“姑娘您大善人,求您救救小的,小的快要活不下去了!”梁域少年亲眼瞧见了温家嫡女的善心举动,心里的贪欲愈发嚣张,连忙按着之前的安排演戏,“小的家中老母亲重病,实在没钱抓药了,只能在这鱼跃鸢飞楼里讨点儿生活,但伙计只会赶走我,我求您,求求你大发善心……”
温宛意想了想,随手抓了一把金瓜子给他:“拿去给你母亲买药吧,以后找个寻常生计,也能养家糊口。”
梁域少年眼珠子都要瞪出来了,这是什么?这竟是冠盖之家特有的金瓜子,一枚便是一两黄金,能换十贯铜钱!一枚算作一万文钱,这样的一把,是他不吃不喝多少年才能赚到的?
眼睁睁瞧着那么多金灿灿的东西落在自己手里,那少年顿时喜不自胜,嘴角都压不住了。
这温家姑娘简直不把钱当钱似的,果真大方得很,随手一给,就是他几年都挣不到的。
“多谢恩人!”少年顿时笑得见牙不见眼,膝行上前要多说两句。
眼看这乞丐就要扒住表妹的鞋,白景辰一伸手就揽过温宛意,像小时候哄人时候一样把她抱在了腿上。
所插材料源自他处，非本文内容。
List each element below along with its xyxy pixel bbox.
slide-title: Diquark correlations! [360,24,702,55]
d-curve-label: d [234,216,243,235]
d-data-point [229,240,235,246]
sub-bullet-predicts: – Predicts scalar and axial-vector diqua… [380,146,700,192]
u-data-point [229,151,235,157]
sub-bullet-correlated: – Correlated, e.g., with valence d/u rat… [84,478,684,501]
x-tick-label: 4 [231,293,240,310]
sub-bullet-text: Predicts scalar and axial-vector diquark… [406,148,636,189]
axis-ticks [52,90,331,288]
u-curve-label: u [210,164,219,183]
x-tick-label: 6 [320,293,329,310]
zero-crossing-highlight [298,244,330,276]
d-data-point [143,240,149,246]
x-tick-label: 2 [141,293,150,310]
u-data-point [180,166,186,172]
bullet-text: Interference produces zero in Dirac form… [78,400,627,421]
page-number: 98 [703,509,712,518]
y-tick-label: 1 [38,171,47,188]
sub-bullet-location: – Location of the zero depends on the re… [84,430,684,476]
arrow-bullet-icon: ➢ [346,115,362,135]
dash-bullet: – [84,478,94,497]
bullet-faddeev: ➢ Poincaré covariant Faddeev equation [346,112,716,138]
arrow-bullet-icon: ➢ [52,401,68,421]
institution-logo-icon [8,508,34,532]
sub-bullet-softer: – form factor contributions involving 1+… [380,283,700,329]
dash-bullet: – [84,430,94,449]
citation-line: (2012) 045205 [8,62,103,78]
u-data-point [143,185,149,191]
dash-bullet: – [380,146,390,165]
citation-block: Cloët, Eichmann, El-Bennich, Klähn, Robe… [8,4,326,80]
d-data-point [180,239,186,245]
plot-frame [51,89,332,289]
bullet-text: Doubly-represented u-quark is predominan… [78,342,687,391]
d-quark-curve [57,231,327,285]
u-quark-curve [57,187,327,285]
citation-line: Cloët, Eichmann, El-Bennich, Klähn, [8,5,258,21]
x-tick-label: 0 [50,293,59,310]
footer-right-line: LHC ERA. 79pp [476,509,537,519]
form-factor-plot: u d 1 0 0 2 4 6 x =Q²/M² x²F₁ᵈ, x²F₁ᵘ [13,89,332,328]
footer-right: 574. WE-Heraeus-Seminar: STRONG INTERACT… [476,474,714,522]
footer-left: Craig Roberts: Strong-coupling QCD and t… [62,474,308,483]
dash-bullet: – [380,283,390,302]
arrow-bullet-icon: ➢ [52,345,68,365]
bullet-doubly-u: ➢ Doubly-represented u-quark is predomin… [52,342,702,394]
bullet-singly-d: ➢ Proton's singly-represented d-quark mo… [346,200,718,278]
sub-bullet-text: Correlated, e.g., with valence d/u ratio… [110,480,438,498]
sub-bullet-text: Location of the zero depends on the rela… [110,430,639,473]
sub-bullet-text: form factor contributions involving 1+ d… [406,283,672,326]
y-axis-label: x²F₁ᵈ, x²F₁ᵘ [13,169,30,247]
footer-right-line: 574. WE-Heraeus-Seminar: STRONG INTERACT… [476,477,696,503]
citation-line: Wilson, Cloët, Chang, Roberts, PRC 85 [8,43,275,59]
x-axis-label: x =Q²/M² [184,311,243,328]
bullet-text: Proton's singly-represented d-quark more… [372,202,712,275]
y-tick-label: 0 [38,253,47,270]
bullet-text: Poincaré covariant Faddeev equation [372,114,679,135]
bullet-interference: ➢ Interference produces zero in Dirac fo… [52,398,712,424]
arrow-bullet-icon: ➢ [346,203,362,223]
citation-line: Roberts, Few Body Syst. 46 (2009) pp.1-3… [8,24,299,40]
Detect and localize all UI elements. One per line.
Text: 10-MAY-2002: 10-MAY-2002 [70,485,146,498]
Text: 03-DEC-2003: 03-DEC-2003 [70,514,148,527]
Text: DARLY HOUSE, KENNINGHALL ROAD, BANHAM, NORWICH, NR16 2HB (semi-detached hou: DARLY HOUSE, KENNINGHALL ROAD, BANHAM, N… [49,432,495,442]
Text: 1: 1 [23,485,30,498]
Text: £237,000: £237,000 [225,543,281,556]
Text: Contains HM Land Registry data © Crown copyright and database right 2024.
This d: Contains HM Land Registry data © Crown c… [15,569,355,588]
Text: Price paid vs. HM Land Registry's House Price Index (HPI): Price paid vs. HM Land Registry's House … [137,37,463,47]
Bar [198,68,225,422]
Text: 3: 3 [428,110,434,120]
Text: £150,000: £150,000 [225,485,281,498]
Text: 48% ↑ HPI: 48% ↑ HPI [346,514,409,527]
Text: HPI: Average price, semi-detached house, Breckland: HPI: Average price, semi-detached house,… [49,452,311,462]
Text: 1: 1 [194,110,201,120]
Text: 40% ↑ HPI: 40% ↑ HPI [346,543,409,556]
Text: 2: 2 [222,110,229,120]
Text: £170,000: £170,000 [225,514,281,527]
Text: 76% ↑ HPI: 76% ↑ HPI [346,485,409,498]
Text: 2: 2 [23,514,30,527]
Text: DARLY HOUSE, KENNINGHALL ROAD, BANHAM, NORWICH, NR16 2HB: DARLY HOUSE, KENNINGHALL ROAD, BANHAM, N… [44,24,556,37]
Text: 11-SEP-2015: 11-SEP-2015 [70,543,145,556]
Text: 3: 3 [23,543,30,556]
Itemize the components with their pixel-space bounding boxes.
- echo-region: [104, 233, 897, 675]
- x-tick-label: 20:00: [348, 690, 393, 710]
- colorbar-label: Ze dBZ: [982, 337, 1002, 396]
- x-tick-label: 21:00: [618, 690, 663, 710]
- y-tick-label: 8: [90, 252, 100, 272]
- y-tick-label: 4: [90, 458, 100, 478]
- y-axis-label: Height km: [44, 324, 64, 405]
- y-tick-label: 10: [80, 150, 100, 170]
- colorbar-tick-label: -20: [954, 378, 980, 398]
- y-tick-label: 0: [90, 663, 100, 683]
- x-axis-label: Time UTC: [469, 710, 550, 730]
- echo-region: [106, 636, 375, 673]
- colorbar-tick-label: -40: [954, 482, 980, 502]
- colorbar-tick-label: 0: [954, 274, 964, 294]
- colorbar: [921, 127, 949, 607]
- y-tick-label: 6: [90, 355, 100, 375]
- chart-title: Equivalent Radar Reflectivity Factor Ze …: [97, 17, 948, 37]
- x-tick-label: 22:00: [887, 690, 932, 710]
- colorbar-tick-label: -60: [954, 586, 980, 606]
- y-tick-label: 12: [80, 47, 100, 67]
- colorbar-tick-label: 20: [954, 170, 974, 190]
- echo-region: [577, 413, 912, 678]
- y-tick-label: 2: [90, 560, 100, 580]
他没说什么,一旁的程岑便以目示意店里的伙计,几人很快拽着那梁域的少年离开了雅阁。
“见好就收吧。”程岑盯着那少年出了门,走到四下无人的地方,他又丢了一包碎银在那少年手中,“这是你该得的本钱,今日王爷高兴给了赏赐,日后别在出现在此地了。”
那少年乐不可支,连忙谢过,随即打开钱袋子数了数,挨个把金子银子都咬了咬,这才喜滋滋地收好了钱。等做好这些后,他立即捏着手指别在唇边吹了个扬长的哨音,几声后,繁华酒楼之后的晦暗角落立即冒出了几个年纪相仿的少年。
“今日爷爷高兴,请你们几个兔崽子吃好的!走,今儿个去一家正店吃。”他随后勾住一个小乞丐的脖颈,半拖半拽地就要去吃酒。
“哥,你哪来儿的横财?能请得起吗。”一个脸上有疤的小乞丐问。
那梁域少年自得地扬起下巴:“那是自然,不只是请你们吃好的,我还能为你们换好几身衣裳呢。”
“不信。”方才那带疤的小乞丐摇了摇脑袋,“有多少钱,可以带小弟去赌坊开开眼吗,霄琼街的赌坊那么多,我们都从来没进去过,连钱都没法赢啊。”
“走!今儿运气好,我们去赚它个黄金万两!”少年人喜悦地答应了他,随即率领着手下的小乞丐走向了赌坊方向,“等赚了钱,带你们来鱼跃鸢飞楼吃酒好不好?”
雅阁内,白景辰抱着晕乎乎的表妹,感觉自己好似抱着香软的云,怀中那人身子又轻又软,他甚至舍不得松手叫醒她。
外面的散耍快要开场,表妹却没瞧得见这份热闹,他开始有些后悔自己没有及时拦住她,让她一不小心就醉了。
“王爷。”程岑很快回来了,他脚步和声音都放得很轻,“查清楚了,那少年是四年前跟着梁域商路贾人来的瑞京,在霄琼街卖艺乞讨为生,手底下有十七个小乞丐,隔三差五去偷去抢,已经被人打死了小一半。”
白景辰一边听他讲,一边用手轻轻抚着温宛意的头发,慢慢叫她靠住自己,睡着也稍微舒服些。
“老奴方才又叫人去跟了他一段时间,瞧着那梁域来的小乞丐带着人进了赌坊。”程岑躬着腰,更小声地开口,“王爷,要拦吗。”
“尽量去拦。”白景辰缓缓拿捏着温宛意的手腕,压低声音道,“若他执意要赌,就不必管了。还有,叫外头的散耍热闹都停一停,别吵着了人。”